Email compromise scams on the up as ‘deep fake’ takes hold: AGCS
Business email compromise incidents are on the rise and will increase further in the ‘deep fake’ era, Allianz Global Corporate & Specialty (AGCS) has warned.
Business Email Compromise (BEC) is a type of scam targeting companies who conduct wire transfers and have suppliers abroad.
Corporate or publicly available email accounts of executives or high-level employees are either spoofed or compromised through keyloggers or phishing attacks to do fraudulent transfers, resulting in hundreds of thousands of dollars in losses.
BEC scams totalled $43bn globally from 2016 to 2021 according to the FBI, with a 65% spike in scams between July 2019 and December 2021 alone.
Increasingly, these attacks are enabled by artificial intelligence enabling ‘deep fake ‘audio or videos that mimic senior executives.

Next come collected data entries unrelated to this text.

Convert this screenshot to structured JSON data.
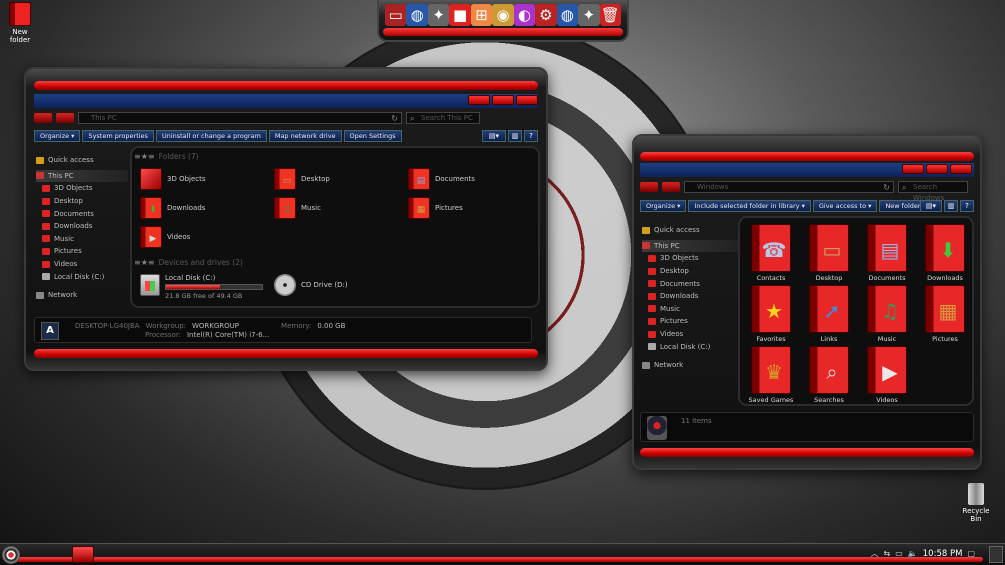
{
  "desktop": {
    "new_folder_label": "New folder",
    "recycle_bin_label": "Recycle Bin"
  },
  "dock": {
    "items": [
      "computer-icon",
      "globe-icon",
      "sparkle-icon",
      "red-app-icon",
      "windows-logo-icon",
      "chrome-icon",
      "rainbow-icon",
      "settings-icon",
      "globe-icon",
      "sparkle-icon",
      "trash-icon"
    ]
  },
  "thispc": {
    "address": "This PC",
    "search_placeholder": "Search This PC",
    "commands": [
      "Organize ▾",
      "System properties",
      "Uninstall or change a program",
      "Map network drive",
      "Open Settings"
    ],
    "nav": [
      {
        "label": "Quick access",
        "icon": "star-icon",
        "color": "#d4a017"
      },
      {
        "label": "This PC",
        "icon": "computer-icon",
        "color": "#c33"
      },
      {
        "label": "3D Objects",
        "icon": "cube-icon",
        "color": "#d22"
      },
      {
        "label": "Desktop",
        "icon": "desktop-icon",
        "color": "#d22"
      },
      {
        "label": "Documents",
        "icon": "document-icon",
        "color": "#d22"
      },
      {
        "label": "Downloads",
        "icon": "download-icon",
        "color": "#d22"
      },
      {
        "label": "Music",
        "icon": "music-icon",
        "color": "#d22"
      },
      {
        "label": "Pictures",
        "icon": "picture-icon",
        "color": "#d22"
      },
      {
        "label": "Videos",
        "icon": "video-icon",
        "color": "#d22"
      },
      {
        "label": "Local Disk (C:)",
        "icon": "disk-icon",
        "color": "#aaa"
      },
      {
        "label": "Network",
        "icon": "network-icon",
        "color": "#888"
      }
    ],
    "folders_title": "Folders (7)",
    "folders": [
      {
        "label": "3D Objects",
        "glyph": "■",
        "tint": "#ff6060"
      },
      {
        "label": "Desktop",
        "glyph": "▭",
        "tint": "#cfa060"
      },
      {
        "label": "Documents",
        "glyph": "▤",
        "tint": "#8aa6d8"
      },
      {
        "label": "Downloads",
        "glyph": "⬇",
        "tint": "#36b836"
      },
      {
        "label": "Music",
        "glyph": "♫",
        "tint": "#2e9b5a"
      },
      {
        "label": "Pictures",
        "glyph": "▦",
        "tint": "#d89a40"
      },
      {
        "label": "Videos",
        "glyph": "▶",
        "tint": "#d8d8d8"
      }
    ],
    "drives_title": "Devices and drives (2)",
    "drives": [
      {
        "label": "Local Disk (C:)",
        "free": "21.8 GB free of 49.4 GB",
        "used_fraction": 0.56
      },
      {
        "label": "CD Drive (D:)"
      }
    ],
    "details": {
      "computer_name": "DESKTOP-LG40JBA",
      "workgroup_label": "Workgroup:",
      "workgroup": "WORKGROUP",
      "memory_label": "Memory:",
      "memory": "0.00 GB",
      "processor_label": "Processor:",
      "processor": "Intel(R) Core(TM) i7-6..."
    }
  },
  "library": {
    "address": "Windows",
    "search_placeholder": "Search Windows",
    "commands": [
      "Organize ▾",
      "Include selected folder in library ▾",
      "Give access to ▾",
      "New folder"
    ],
    "nav": [
      {
        "label": "Quick access",
        "color": "#d4a017"
      },
      {
        "label": "This PC",
        "color": "#c33"
      },
      {
        "label": "3D Objects",
        "color": "#d22"
      },
      {
        "label": "Desktop",
        "color": "#d22"
      },
      {
        "label": "Documents",
        "color": "#d22"
      },
      {
        "label": "Downloads",
        "color": "#d22"
      },
      {
        "label": "Music",
        "color": "#d22"
      },
      {
        "label": "Pictures",
        "color": "#d22"
      },
      {
        "label": "Videos",
        "color": "#d22"
      },
      {
        "label": "Local Disk (C:)",
        "color": "#aaa"
      },
      {
        "label": "Network",
        "color": "#888"
      }
    ],
    "items": [
      {
        "label": "Contacts",
        "glyph": "☎",
        "tint": "#b8c8e8"
      },
      {
        "label": "Desktop",
        "glyph": "▭",
        "tint": "#cfa060"
      },
      {
        "label": "Documents",
        "glyph": "▤",
        "tint": "#9ab0e0"
      },
      {
        "label": "Downloads",
        "glyph": "⬇",
        "tint": "#3ccc3c"
      },
      {
        "label": "Favorites",
        "glyph": "★",
        "tint": "#ffd21e"
      },
      {
        "label": "Links",
        "glyph": "➚",
        "tint": "#3a8ee8"
      },
      {
        "label": "Music",
        "glyph": "♫",
        "tint": "#2e9b5a"
      },
      {
        "label": "Pictures",
        "glyph": "▦",
        "tint": "#d89a40"
      },
      {
        "label": "Saved Games",
        "glyph": "♛",
        "tint": "#d6a020"
      },
      {
        "label": "Searches",
        "glyph": "⌕",
        "tint": "#d8d8d8"
      },
      {
        "label": "Videos",
        "glyph": "▶",
        "tint": "#e8e8e8"
      }
    ],
    "status": "11 items"
  },
  "taskbar": {
    "clock": "10:58 PM"
  }
}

These attacks are becoming facilitated by growing digitalization and availability of data, the shift to remote working and, increasingly, “deep fake” audio or videos that mimic senior executives.
For example, last year a bank employee from the United Arab Emirates made a $35m transfer after being misled by the cloned voice of a company.
AGCS said the the war in Ukraine and wider geopolitical tensions are a major concern as hostilities could spill over into cyber space, causing targeted attacks against companies, infrastructure or supply chains.
This is made my significant for insurers by an evolving third-party liability landscape that means higher compensation and penalties, a growing reliance on cloud services, as well as the impact of a shortage of cyber security professionals.
Despite the rise in BEC scams, ransomware remains the top cyber risk for organizations globally
This accounted for well over 50% of all cyber claims costs during 2020 and 2021, according to AGCS data.
There was a record 623 million ransomware attacks in 2021, double that of 2020. Although frequency reduced by 23% globally during the first half of 2022, the year-to-date total still exceeds that of the full years of 2017, 2018 and 2019, while Europe saw attacks surge over this period.
Ransomware is forecast to cause $30bn in damages to organizations globally by 2023.